Exibido na competição oficial, Todos os mortos de Caetano Gotardo e Marco Dutra foi uma seleção dissonante numa bela competição oficial, muito mais instigante que nos anos anteriores, cheia de filmes igualmente idiossincráticos, universos fascinantes e distintos de cinema (pensar, por exemplo, em Days, de Tsai Ming-Liang, Siberia, de Abel Ferrara ou First Cow, de Kelly Reichardt). Em particular, o brasileiro (com co-produção francesa) me parece indicar, com frescor, certos horizontes para o estado da discussão (inclusive formal) em torno da anti-colonialidade nos debates locais.

Se se reivindica um movimento que deixa de ser meramente futurista, como na voga recente, e que ultrapassa o presenteísmo que veio marcando tanto o retrato geral dos nossos filmes em anos anteriores, para então escavar memórias coletivas (note-se a lida com as diásporas africanas ou as vozes queer ou indígenas), Todos os mortos se soma a filmes recentes como Joaquim (2017), de Marcelo Gomes, ou O nó do diabo (2017), de Ramon Porto Mota, Jhésus Tribuzi, Gabriel Martins, Ian Abé, com que se enfrenta a imaginação de época da história geral básica brasileira.

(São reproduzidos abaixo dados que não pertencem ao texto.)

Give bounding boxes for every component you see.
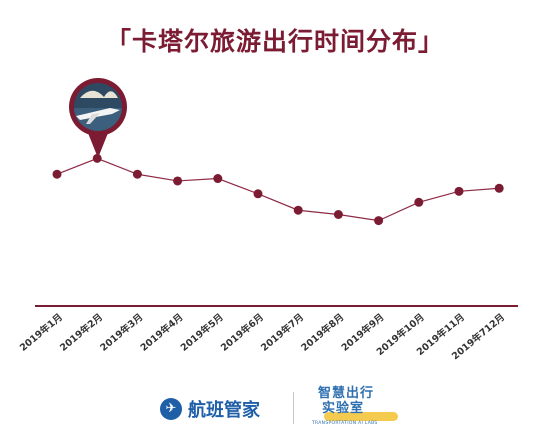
hangban-logo-icon: ✈ <box>160 398 182 420</box>
data-point <box>92 153 102 163</box>
x-tick-label: 2019年5月 <box>178 311 226 354</box>
lab-name-line1: 智慧出行 <box>318 386 375 401</box>
chart-title: 「卡塔尔旅游出行时间分布」 <box>105 27 444 56</box>
data-point <box>52 169 62 179</box>
data-point <box>132 169 142 179</box>
footer-divider <box>293 392 294 424</box>
x-tick-label: 2019年4月 <box>138 311 186 354</box>
x-tick-label: 2019年6月 <box>218 311 266 354</box>
lab-subtitle: TRANSPORTATION AI LABS <box>312 421 378 426</box>
series-line <box>56 157 500 222</box>
lab-name-line2: 实验室 <box>322 401 365 416</box>
x-tick-label: 2019年2月 <box>58 311 106 354</box>
x-tick-label: 2019年8月 <box>299 311 347 354</box>
data-point <box>213 174 223 184</box>
x-tick-label: 2019年7月 <box>259 311 307 354</box>
data-point <box>333 210 343 219</box>
airplane-photo-icon <box>69 78 127 158</box>
lab-logo: 智慧出行 实验室 TRANSPORTATION AI LABS <box>310 386 410 428</box>
data-point <box>173 176 183 186</box>
data-point <box>454 186 464 196</box>
data-point <box>293 205 303 215</box>
lab-logo-swoosh <box>324 412 398 421</box>
brand-logo: ✈ 航班管家 <box>160 396 260 422</box>
data-point <box>494 183 504 193</box>
x-tick-label: 2019年3月 <box>98 311 146 354</box>
data-point <box>414 197 424 207</box>
x-tick-label: 2019年1月 <box>17 311 65 354</box>
data-point <box>253 189 263 199</box>
data-point <box>374 216 384 226</box>
line-chart: 2019年1月2019年2月2019年3月2019年4月2019年5月2019年… <box>17 78 518 362</box>
footer: ✈ 航班管家 智慧出行 实验室 TRANSPORTATION AI LABS <box>0 384 550 430</box>
brand-name: 航班管家 <box>188 400 260 421</box>
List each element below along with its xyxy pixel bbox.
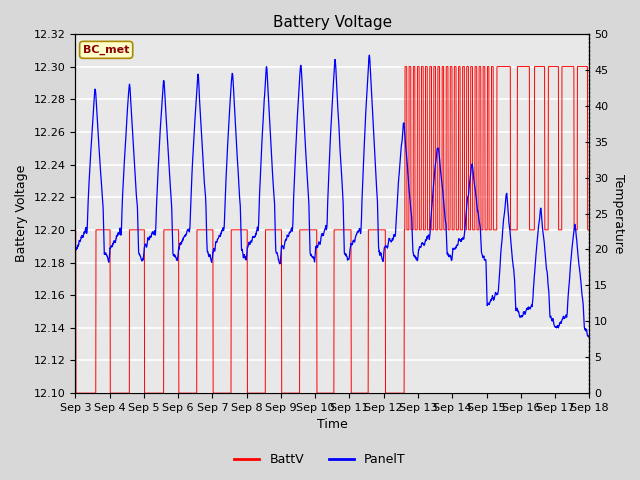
Y-axis label: Battery Voltage: Battery Voltage	[15, 165, 28, 262]
Text: BC_met: BC_met	[83, 45, 129, 55]
Legend: BattV, PanelT: BattV, PanelT	[229, 448, 411, 471]
Title: Battery Voltage: Battery Voltage	[273, 15, 392, 30]
X-axis label: Time: Time	[317, 419, 348, 432]
Y-axis label: Temperature: Temperature	[612, 174, 625, 253]
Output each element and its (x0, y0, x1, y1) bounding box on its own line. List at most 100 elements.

Aqui, temos um filme que em particular acessa dados da história oficial, sem que busque neles o mero documento, mas material para reconfiguração artística dos próprios dados: quer dizer, nossas datas históricas são não só o palco para dramaturgias novas como põem em novo diagrama relações simbólicas de classe, raça e gênero a partir de certos interesses propriamente dramáticos e estilísticos, e que têm feito dos cinemas de Caetano Gotardo e de Marco Dutra tão frequentemente instigantes.

A recepção mista em Berlim me parece dever em parte à não familiaridade do olhar estrangeiro com certas intuições que movimentam o filme a partir da domesticidade de costumes e valores. É, assim, muito lindo ter visto esse filme ser exibido num palácio e a multidão de espectadores a ter que se explicar para ele (não é isso o que fazemos diante de um filme?). A ver suas reverberações quando chegar ao Brasil.